For a soft binary classifier, we could use a single neuron and interpret the output as either being the probability of being in class 0 or the probability of being in class 1. Alternatively we could use 2 neurons, and interpret each neuron as the probability of being in each class.
Since we are doing multiclass classification, with 10 categories, it is natural to use 10 neurons in the output layer. We number the neurons \( j = 0,1,...,9 \).
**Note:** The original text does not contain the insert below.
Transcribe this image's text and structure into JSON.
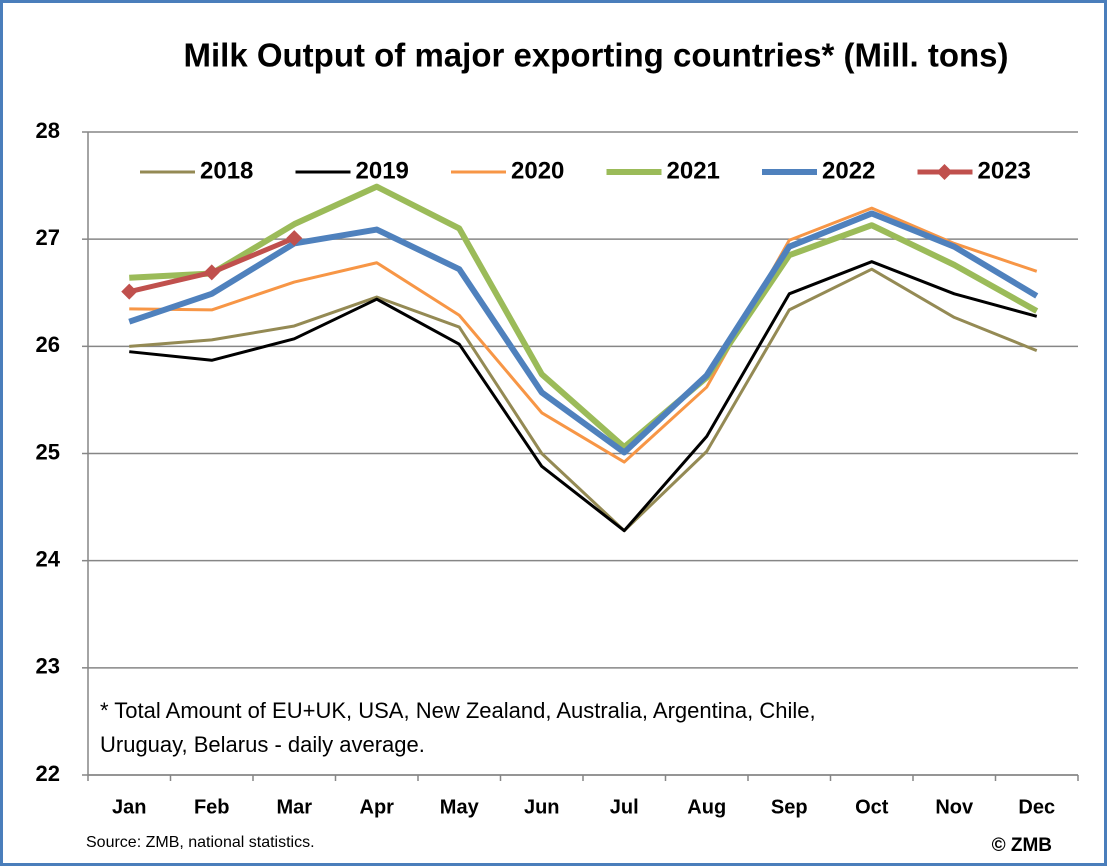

The activation of each output neuron \( j \) will be according to the softmax function: $$ P(\text{class \( j \)} \mid \text{input \( \hat{a} \)}) = \frac{\exp{(\hat{a}^T \hat{w}_j)}} {\sum_{c=0}^{9} \exp{(\hat{a}^T \hat{w}_c)}} ,$$
i.e. each neuron \( j \) outputs the probability of being in class \( j \) given an input from the hidden layer \( \hat{a} \), with \( \hat{w}_j \) the weights of neuron \( j \) to the inputs. The denominator is a normalization factor to ensure the outputs (probabilities) sum up to 1. The exponent is just the weighted sum of inputs as before: $$ z_j = \sum_{i=1}^n w_ {ij} a_i+b_j.$$
Since each neuron in the output layer is connected to the 50 inputs from the hidden layer we have 50x10 = 500 weights to the output layer.